Back in November 2024, Britain’s eco zealot Net Zero Secretary Ed Miliband banned new coal mines to send a “clear signal” to the world. But now, with officials scrambling to buy millions of pounds of foreign coal with taxpayer cash just to keep the country’s last primary steel manufacturer running, it seems the real message Britain has sent is how chaotic Europe’s push for Net Zero has become.
Parliament passed emergency legislation on Saturday, giving ministers control of British Steel following concerns that its Chinese owner, Jingye, was preparing to shut its unprofitable furnaces in Scunthorpe. This would have left Britain—as Bloomberg pointed out, the birthplace of the Industrial Revolution—as the only Group of Seven nation without primary steel-making operations.

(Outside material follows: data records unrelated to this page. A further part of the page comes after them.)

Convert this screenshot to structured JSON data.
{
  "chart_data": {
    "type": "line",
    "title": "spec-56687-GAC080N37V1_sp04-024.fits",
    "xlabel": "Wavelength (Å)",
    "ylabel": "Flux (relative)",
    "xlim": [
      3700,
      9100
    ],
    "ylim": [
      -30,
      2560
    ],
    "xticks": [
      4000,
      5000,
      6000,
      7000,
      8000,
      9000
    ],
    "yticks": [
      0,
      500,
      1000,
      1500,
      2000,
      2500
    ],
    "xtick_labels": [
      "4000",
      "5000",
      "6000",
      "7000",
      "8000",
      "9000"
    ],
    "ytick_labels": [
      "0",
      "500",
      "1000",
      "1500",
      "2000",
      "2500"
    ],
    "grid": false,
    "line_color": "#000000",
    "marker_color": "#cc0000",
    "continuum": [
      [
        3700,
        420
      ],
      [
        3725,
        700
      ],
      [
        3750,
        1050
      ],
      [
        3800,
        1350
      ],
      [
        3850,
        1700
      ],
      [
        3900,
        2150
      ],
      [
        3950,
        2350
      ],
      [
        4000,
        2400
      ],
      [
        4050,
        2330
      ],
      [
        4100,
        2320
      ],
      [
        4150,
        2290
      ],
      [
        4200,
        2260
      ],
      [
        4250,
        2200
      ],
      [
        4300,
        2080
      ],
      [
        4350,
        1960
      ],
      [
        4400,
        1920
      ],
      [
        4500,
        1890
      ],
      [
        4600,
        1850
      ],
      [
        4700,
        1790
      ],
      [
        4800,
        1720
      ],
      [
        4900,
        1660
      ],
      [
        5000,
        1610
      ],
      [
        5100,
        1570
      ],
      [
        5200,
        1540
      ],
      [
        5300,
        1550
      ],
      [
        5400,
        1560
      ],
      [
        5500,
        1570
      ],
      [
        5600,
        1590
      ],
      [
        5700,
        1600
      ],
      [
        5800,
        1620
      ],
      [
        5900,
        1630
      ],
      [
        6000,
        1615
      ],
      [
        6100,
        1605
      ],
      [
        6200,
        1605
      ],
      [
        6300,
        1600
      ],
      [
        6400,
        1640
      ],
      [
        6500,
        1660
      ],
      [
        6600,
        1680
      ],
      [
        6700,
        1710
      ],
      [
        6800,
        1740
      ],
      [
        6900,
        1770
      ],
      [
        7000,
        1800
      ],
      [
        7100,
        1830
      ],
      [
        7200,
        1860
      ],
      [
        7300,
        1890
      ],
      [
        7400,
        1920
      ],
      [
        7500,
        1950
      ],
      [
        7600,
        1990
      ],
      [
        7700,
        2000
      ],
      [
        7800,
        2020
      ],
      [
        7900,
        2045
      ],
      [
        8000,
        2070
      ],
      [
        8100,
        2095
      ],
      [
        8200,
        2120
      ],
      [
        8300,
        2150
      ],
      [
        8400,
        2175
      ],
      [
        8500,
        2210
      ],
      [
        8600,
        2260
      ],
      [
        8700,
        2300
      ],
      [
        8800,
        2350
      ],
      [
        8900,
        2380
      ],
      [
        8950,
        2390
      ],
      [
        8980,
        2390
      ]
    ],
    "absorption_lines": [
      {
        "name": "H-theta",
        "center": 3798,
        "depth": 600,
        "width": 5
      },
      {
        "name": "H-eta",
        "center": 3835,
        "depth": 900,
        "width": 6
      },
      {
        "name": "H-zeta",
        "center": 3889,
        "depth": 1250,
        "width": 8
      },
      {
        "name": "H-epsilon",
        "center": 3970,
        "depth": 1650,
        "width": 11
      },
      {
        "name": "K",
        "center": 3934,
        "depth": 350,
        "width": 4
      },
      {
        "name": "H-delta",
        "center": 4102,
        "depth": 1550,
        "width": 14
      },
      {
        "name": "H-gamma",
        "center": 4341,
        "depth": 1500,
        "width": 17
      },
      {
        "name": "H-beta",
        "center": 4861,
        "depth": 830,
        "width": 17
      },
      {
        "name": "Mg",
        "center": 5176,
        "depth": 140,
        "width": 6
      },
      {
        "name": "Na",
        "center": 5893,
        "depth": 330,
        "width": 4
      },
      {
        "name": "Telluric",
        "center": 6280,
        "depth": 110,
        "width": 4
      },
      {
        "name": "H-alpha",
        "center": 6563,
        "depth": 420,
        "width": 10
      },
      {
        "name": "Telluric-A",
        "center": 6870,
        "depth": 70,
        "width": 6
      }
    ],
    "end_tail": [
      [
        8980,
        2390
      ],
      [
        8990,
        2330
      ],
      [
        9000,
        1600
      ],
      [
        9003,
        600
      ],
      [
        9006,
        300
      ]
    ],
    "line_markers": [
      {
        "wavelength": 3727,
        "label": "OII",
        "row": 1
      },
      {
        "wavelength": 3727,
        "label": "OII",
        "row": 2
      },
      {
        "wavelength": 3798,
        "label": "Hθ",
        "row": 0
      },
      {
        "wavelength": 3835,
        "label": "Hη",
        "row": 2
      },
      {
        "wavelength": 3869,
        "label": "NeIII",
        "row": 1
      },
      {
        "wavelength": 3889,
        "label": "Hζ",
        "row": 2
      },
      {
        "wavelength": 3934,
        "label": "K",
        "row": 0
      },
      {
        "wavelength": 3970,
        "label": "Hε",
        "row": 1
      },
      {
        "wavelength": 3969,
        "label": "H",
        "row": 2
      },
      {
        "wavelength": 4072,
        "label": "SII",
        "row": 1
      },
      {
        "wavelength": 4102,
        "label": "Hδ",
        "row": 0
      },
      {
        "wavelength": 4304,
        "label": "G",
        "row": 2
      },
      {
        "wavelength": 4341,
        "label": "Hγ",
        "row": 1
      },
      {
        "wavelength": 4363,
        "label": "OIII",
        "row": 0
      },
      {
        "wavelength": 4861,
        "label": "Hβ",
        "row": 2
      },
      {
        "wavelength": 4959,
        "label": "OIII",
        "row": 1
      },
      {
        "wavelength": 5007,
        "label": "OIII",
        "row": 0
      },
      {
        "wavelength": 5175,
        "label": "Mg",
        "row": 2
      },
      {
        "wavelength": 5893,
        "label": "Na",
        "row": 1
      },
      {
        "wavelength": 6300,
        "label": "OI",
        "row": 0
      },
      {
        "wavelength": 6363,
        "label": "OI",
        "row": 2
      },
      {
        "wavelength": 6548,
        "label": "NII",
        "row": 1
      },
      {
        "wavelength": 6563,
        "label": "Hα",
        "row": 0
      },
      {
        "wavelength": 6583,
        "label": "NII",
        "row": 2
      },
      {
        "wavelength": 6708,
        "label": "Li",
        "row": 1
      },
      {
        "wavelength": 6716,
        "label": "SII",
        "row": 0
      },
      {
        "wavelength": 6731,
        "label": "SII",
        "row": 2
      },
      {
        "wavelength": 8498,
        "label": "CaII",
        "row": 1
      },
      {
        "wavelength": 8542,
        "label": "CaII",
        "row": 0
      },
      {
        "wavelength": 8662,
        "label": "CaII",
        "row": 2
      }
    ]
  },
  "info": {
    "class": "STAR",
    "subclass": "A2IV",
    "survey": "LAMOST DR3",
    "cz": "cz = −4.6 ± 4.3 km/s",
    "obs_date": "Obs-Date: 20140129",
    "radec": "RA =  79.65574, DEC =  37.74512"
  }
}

Writing in The Times, Jim Armitage noted that this and other crises in what remains of Britain’s industrial sector “all trace back to that one factor: the high price of British electricity.”
By killing off cheap, coal-fired electricity generation, successive governments focused on meeting net-zero emissions targets have crippled energy-intensive manufacturers.
Further proof, if ever it was needed, that Europe cannot go ‘green’ and ‘go for growth’ at the same time.
Indeed, in the hope of saving the steelworks in Scunthorpe, ministers spent the weekend offering to buy thousands of tons of coking coal shipped all the way from Japan at taxpayer expense, resulting—of course—in increased CO2 emissions.
The government needs to save steel making in the UK. Permit us to mine the coal. Remove all the extra taxes and carbon costs on the business. The steel industry is being killed by the net zero policy of dear energy. It means more world CO 2 as we rely on imports.
— John Redwood (@johnredwood) April 12, 2025
Tory MP Neil O’Brien said it was “totally mad that just a few months ago Ed Miliband banned coal and coke production in the UK and boasted about sending a signal to the world, yet now the government are going round the world with a begging bowl trying to get enough coal to keep the last blast furnaces going.”
Although his own Conservative Party’s record is not much better on this front.
If the government is not able to source materials, such as coking coal, soon enough, the furnaces could cool, causing serious damage to the machinery. Officials say a confirmed shipment will arrive “in the coming days,” though voters are bound to be less confident.